Humeur : La question

L’association des hommes de loi locale devrait, lors de sa prochaine assemblée générale, faire un « vote of thanks » au milliardaire et homme d’affaires malgache Mamy Ravatomanga. Depuis qu’il a posé le pied à Maurice en descendant de son avion privé, le milliardaire malgache a donné un sérieux coup d’accélérateur au business de la profession légale mauricienne. Il a lancé ce coup d’accélérateur en commençant par un appel d’offres invitant les avocats à soumettre leur dossier – CV détaillé, expérience passée et honoraires réclamés – pour le représenter. Les dossiers ont été étudiés par un avoué mauricien, qui s’était illustré dans le passé, en conseillant à l’ex-présidente de la République d’ordonner l’ouverture d’une enquête, qui n’était pas de son ressort. Résultat de l’opération : c’est sur la base de cette ouverture d’enquête illégale que la présidente fut obligée de soumettre sa démission et de quitter le Réduit. C’est donc après étude des dossiers de candidature soumis que l’homme d’affaires malgache a créé sa dream team légale constituée d’une demi-douzaine d’avocats, dont un venu de Paris, et d’un ancien chef juge mauricien. On ne sait pas si c’est à partir de son lit de clinique, où il a été admis pour des problèmes cardiaques et ensuite placé sous surveillance policière, que le milliardaire malgache a fait son choix ou si c’est son avoué qui l’a fait à sa place. La dream team a tenu une conférence de presse pour affirmer l’innocence de son client et protester contre la surveillance policière dont il fait l’objet en clinque. Surveillance policière qualifiée par le meneur de l’équipe d’« intimidation » et de « harcèlement médical ». En tout cas, il faut reconnaître que la dream team fait feu de tout bois pour tirer son client d’affaire en allant jusqu’à contester la légalité de la nomination du directeur par intérim de la Financial Crimes Commission. Ce qui a conduit le ministre de la Justice à faire une déclaration pour réfuter les allégations d’irrégularités faites par le panel légal du milliardaire malgache sur la nomination du directeur par intérim de la FCC.

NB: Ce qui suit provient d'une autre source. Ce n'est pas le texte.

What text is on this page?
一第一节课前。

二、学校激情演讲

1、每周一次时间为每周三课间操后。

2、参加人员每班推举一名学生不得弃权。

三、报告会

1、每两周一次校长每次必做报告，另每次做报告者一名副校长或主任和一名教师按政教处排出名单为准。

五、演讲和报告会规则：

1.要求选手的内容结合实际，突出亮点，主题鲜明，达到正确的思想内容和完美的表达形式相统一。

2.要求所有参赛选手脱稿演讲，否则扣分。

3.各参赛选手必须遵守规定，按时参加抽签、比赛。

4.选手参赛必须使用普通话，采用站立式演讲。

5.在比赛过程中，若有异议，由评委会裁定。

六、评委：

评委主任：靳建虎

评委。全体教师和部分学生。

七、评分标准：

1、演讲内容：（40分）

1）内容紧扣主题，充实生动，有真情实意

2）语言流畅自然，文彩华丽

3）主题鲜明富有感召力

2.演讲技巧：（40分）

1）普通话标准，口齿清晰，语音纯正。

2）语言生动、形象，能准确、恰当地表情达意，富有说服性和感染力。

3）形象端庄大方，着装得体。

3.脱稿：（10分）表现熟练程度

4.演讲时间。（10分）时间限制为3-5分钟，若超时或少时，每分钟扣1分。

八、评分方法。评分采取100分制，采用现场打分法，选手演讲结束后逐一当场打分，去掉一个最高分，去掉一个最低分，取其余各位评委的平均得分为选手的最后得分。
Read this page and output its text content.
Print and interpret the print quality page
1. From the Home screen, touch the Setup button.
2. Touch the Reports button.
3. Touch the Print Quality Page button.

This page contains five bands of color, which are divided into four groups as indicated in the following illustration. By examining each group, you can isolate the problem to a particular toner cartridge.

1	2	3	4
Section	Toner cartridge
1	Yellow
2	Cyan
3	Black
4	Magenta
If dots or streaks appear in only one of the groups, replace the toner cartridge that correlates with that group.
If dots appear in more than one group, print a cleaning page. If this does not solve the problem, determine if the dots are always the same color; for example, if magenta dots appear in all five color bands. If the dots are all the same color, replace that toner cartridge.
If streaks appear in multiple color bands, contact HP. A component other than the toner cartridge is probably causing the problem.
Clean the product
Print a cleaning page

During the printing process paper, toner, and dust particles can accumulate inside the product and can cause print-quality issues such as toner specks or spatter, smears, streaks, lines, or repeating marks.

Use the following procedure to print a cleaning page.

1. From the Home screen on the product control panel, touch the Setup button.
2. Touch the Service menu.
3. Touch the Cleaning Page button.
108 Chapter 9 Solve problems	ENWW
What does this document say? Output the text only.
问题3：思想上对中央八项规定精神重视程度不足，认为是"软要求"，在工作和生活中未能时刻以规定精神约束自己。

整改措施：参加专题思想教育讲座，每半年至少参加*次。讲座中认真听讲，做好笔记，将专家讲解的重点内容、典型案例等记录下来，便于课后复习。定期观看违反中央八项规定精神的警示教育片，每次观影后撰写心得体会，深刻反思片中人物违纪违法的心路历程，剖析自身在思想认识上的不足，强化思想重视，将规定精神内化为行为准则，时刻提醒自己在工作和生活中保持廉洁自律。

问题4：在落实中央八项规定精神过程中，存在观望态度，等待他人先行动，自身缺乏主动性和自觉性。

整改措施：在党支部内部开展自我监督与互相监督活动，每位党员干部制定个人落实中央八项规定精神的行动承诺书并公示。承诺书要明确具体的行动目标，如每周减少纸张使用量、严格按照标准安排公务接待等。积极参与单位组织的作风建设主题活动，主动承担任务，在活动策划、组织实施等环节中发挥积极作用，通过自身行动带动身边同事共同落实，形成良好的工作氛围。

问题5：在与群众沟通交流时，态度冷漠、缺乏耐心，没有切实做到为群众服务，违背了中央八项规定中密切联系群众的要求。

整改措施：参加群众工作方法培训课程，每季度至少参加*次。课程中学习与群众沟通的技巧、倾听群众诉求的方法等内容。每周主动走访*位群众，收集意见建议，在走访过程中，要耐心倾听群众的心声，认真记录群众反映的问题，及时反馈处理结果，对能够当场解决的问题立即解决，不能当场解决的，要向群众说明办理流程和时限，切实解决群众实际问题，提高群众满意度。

Laquelle FCC est passée subitement de son rôle d’institution qui mène les enquêtes à celle sur laquelle on enquête. Ce changement de perception, la FCC le doit à son commissaire démissionnaire — avocat de profession — qui, selon sa représentante légale, ne savait pas où se terminait ses responsabilités de commissaire de la FCC et ou commençait son rôle d’avocat à la recherche de clients. C’est cette quête qui l’aurait conduit à une réunion nocturne pour rencontrer un potentiel client businessman qui n’était, en fait, que l’homme d’affaires malgache qui faisait la une de l’actualité depuis le 12 octobre. On a peine à croire qu’un commissaire de la FCC soit passé à côté de l’information, avec des allégations de blanchiment d’argent, qui fait la une de la presse mauricienne depuis l’arrivée du milliardaire malgache. On a peine à croire qu’un commissaire de la FCC ait pu ignorer que son employeur avait l’homme d’affaires malgache dans son viseur. En tout cas, cette ignorance l’a forcé à la démission suivie d’une interpellation puis d’une arrestation. L’affaire Ravatomanga, dont les ramifications sont comme les bras d’une pieuvre, a fait découvrir qu’un certain nombre de Mauriciens étaient impliqués dans ses business. Ils ont été, à leur tour, interrogés par la FCC, ce qui les a obligés à se faire assister par des hommes de loi, ce qui a donné un autre élan à la profession. Les mauvaises langues affirment que dans cette affaire, nous n’en sommes qu’au sommet de l’iceberg, d’autres ramifications, révélations, interrogatoires et éventuellement des arrestations vont suivre et nécessiter le recrutement d’autres hommes de loi. Et éventuellement augmenter le nombre de chambres de cliniques, au rythme où les interpellés tombent malades.
L’affaire Ravatomanga suscite beaucoup d’interrogations sur la manière dont le milliardaire a pu transférer des fonds considérables à Maurice depuis des années. La question suivante du principal avocat de l’homme d’affaires malgache mérite qu’on s’y attarde. « If the FCC or any other body suggests this money (de Ravatomanga) is suspicious, then every compliance officer and auditor in those banks (mauriciennes) would be implicated ? » Une vraie question sur l’implication des banques dans certaines affaires, comme, par exemple, celle du Reward Money quand on avait découvert que les lois bancaires n’avaient pas été respectées. Alors que les lois bancaires exigent des explications et des justifications de transactions financières supérieures à Rs 500 000, un policier avait pu retirer d’un compte bancaire la bagatelle de Rs 14 millions, à raison d’un million par jour, avec l’autorisation de la banque ! De quoi se demander si les banques mauriciennes pratiqueraient des politiques différentes selon la tête — et l’importance des fonds — du client.